王妃が攫われたのは、新手の将軍が現れたからであり、誰の責任でもありません。」
ニコラスはジョナサンを一瞥し、さらに何か言おうとし、その場にいる皆が息を飲む中、ジュリアンがゆっくりと現れ、セバスチャンたちの前に立った。
彼の表情は穏やかで、しかしその奥には深い考えが透けて見える。
ガロスが口を開こうとした瞬間、ジュリアンが手を挙げて静止させる。
「何も言わなくていい。状況はおおよそ把握している。」
国王は重々しく言葉を続けた。
「王妃が強力な敵と戦うことになり、君たちがその場で全力を尽くしたことは理解している。
鎧の将軍が新手では、君たちにとって荷が重すぎたのも無理はない。」
セバスチャンは、悔しさを滲ませながら言葉を絞り出した。
「ですが、私たちは王妃を守れませんでした……私の力が及ばず……。」
国王は彼ら全員を見渡し、厳かに言葉を紡ぎ出す。
「よい、これ以上誰も責めるな」と、それでも謝罪を続けようとするセバスチャンを静止し、ジュリアンは落ち着いた声で話を続ける。
「今回のことは仕方がない。王妃が自らの意志で、君たちを救ったことも承知している。
今大切なのは、彼女を取り戻すために何をするかだ。」
ジュリアンは少しの間、考え込むように天を仰ぎ見た後、彼らを見つめ直す。
「セバスチャン達がどれだけ尽力したか、そして皆がどれほどの犠牲を払ったかも。
テラとの戦いで疲弊しながらも、無事に戻ってきたことを私は評価している。」
セバスチャンは顔を上げ、ジュリアンの言葉を聞いて驚いた様子を見せた。彼は続けて言う。
「君たちはよく戦った。
彼女が攫われたことは私にとっても痛恨の出来事だが、君たちが何もできなかったわけではない。
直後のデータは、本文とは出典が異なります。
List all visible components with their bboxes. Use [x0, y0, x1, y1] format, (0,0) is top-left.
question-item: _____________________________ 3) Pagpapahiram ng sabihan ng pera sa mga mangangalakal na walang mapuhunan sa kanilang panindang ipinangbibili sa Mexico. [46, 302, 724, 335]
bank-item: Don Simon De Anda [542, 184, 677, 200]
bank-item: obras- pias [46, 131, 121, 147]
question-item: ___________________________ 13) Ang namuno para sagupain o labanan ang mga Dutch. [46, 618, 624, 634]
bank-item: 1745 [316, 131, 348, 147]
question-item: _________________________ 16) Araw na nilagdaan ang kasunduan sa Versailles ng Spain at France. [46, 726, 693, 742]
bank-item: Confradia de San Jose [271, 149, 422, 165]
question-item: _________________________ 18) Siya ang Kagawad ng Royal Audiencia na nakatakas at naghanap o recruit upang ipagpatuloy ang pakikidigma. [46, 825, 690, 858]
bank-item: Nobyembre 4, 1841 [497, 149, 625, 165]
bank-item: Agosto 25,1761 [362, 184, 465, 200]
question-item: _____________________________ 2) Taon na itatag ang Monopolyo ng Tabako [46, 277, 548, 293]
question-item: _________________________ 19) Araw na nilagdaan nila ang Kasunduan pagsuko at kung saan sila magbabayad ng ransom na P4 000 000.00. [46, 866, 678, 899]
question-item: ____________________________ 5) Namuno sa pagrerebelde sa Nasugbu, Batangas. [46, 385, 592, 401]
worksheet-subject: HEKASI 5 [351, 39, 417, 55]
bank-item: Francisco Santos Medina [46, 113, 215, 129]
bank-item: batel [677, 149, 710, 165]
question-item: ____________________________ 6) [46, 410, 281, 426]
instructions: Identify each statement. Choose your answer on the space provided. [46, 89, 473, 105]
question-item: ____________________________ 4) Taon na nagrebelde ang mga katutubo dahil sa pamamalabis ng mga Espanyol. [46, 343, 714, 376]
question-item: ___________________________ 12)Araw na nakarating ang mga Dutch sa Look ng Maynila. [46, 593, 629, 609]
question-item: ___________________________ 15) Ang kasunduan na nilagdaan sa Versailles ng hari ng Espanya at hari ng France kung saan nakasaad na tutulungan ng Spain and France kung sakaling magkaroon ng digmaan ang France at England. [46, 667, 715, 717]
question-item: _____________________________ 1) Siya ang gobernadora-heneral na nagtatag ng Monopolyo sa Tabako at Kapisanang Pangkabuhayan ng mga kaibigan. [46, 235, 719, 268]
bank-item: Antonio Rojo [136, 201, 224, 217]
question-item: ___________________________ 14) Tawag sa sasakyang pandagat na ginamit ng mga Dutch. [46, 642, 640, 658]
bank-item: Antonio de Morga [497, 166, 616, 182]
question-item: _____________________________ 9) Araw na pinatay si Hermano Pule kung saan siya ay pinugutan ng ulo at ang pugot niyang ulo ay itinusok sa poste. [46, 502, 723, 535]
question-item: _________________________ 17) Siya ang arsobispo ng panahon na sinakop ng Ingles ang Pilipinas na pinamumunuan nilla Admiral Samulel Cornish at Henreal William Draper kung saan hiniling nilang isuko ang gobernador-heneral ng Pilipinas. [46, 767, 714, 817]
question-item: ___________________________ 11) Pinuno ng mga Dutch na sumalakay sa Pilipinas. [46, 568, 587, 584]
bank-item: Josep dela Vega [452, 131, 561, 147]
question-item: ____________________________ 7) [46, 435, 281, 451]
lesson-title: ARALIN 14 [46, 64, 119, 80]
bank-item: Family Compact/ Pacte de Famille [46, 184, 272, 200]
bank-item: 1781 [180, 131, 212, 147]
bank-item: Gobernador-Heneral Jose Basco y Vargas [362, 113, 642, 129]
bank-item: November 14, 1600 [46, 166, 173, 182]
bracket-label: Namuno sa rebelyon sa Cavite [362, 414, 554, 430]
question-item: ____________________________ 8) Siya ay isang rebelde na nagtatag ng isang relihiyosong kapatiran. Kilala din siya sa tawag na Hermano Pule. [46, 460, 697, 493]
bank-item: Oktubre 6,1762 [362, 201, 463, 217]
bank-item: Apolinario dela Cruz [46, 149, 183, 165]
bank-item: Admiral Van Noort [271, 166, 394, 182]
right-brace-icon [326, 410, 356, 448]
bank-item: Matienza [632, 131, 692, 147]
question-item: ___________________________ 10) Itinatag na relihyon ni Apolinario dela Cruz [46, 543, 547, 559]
過去の戦いに囚われることなく、未来に目を向けよう。」
国王は優しい眼差しでセバスチャンを見つめた。
「疲れただろうから、少し休んで。そして、次の戦いに備えて、再び力を貸して欲しい。」
とジュリアンは彼の肩に手を置き、優しく言った。
セバスチャンは深く頭を下げ、彼の言葉に感謝しながら、王妃のために戦う覚悟を固めたのだった。